5. "The Plural of Helen of Troy" by John C. Wright
In a city run by malevolent time travelers, private eye Jacob Frontino must deal with a chronologically complex crime.
You'd think there'd be no timeline off-kilter enough for this author to get 3/5 spots on the Hugo ballot, but you'd be wrong. This story certainly wasted no time in busting out the unsavory racial and gender stereotypes. The plot is kind of cute, but it seems like it could have been done in a lot less space with a lot more punch. You infer much of what's going on from the confused first section, and then you sit through a long and careful explanation of it. It reminded me a lot of "A Toy for Juliette"/"The Prowler in the City at the Edge of the World" from the Dangerous Visions compilation and Stross's Palimpsest (which in turn is a redo of Asimov's End of Eternity), but of course all of those were much better executed than this. And in passing, I don't find Marilyn Monroe a strong candidate for Most Beautiful Woman Ever. (If you want to talk Audrey Hepburn, however, you've got my attention.)

4. "Pale Realms of Shade" by John C. Wright
A dead psychic detective must sort out the circumstances of his own murder.
This one actually had my interest in the beginning, but then swerved hard into Jesus territory and lost me. Look, I'm not necessarily against Christian themes of redemption. They can be very powerful when done right (like the section on the Russian Monk Zosima in The Brothers Karamazov, for instance), but this is played too straight.

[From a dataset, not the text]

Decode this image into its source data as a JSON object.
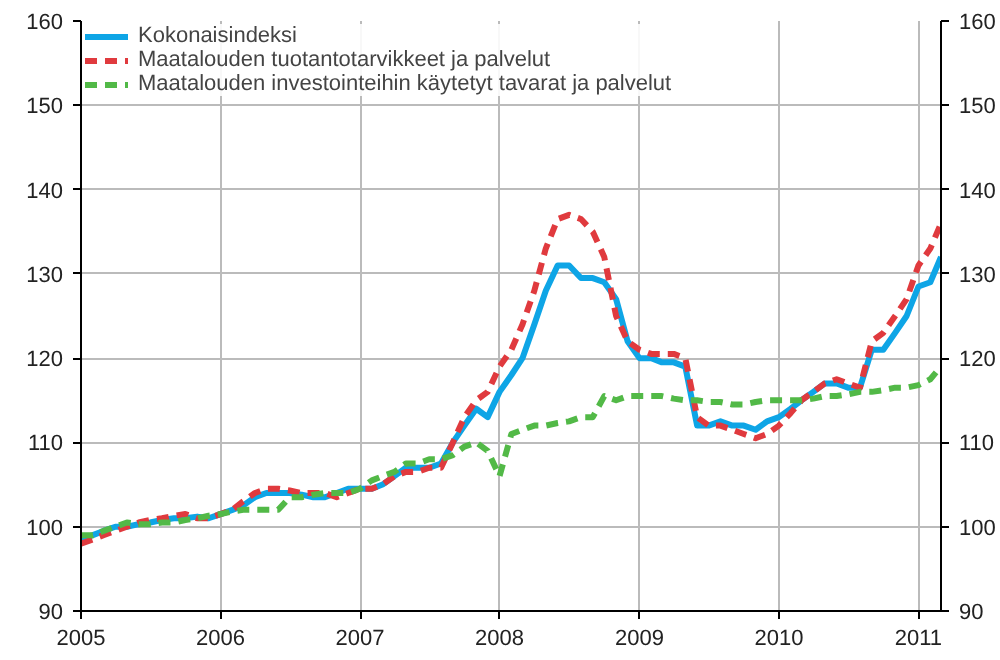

It's preachy, and it's annoying. Some Puppy partisans apparently like to compare Wright to C. S. Lewis, but Lewis actually knew that "success in circuit lies" and wrote stories about lions instead of Jesus. Guess what? That works much better.

3. One Bright Star to Guide Them by John C. Wright
A man who had a Narnia-like experience as a child must face otherworldly evil again as an adult.
I liked this one alright in the beginning, but after meandering around a lot in the middle, it really went off the rails at the end. Even (maybe especially) when reading it purely as Christian allegory (which as best I can figure is the intended reading of all Wright's work)... it's weird. And it loses more points for its unoriginality and its simple good/bad duality.

2. "Flow" by Arlan Andrews, Sr.
A young man from a simple northern culture visits a large city in the south for the first time.
It was interesting enough to keep me reading but ultimately amounts to a long description of the setting. The MC never quite managed to be sympathetic; I never quite cared what happened to him. He seemed to lack depth, somehow. And you could definitely complain about the treatment of women here; other than as nameless sexual objects (and a mention or two of the MC's mother's name) females are completely absent from the story. He literally thinks nothing else of his mother but to remember that she exists and has a name, in contrast to his constant wondering about how his father and brother would react to the things he sees or what solutions they would have for his problems.

1. Big Boys Don't Cry by Tom Kratman
A battle AI reflects on its career in the service of human interstellar conquest.
I have mixed feelings about this one (it seems to have mixed feelings about itself), but all in all I actually liked it. The author seems to take quite a lot of glee in all aspects of war, both the visceral and the technical, and yet the actual plot verges on pacifist as one unjust slaughter after another parades by. It's a story about war that is at war with itself, and I like that. It started well and ended well, but the numerous and interchangeable battle scenes in between got pretty tedious.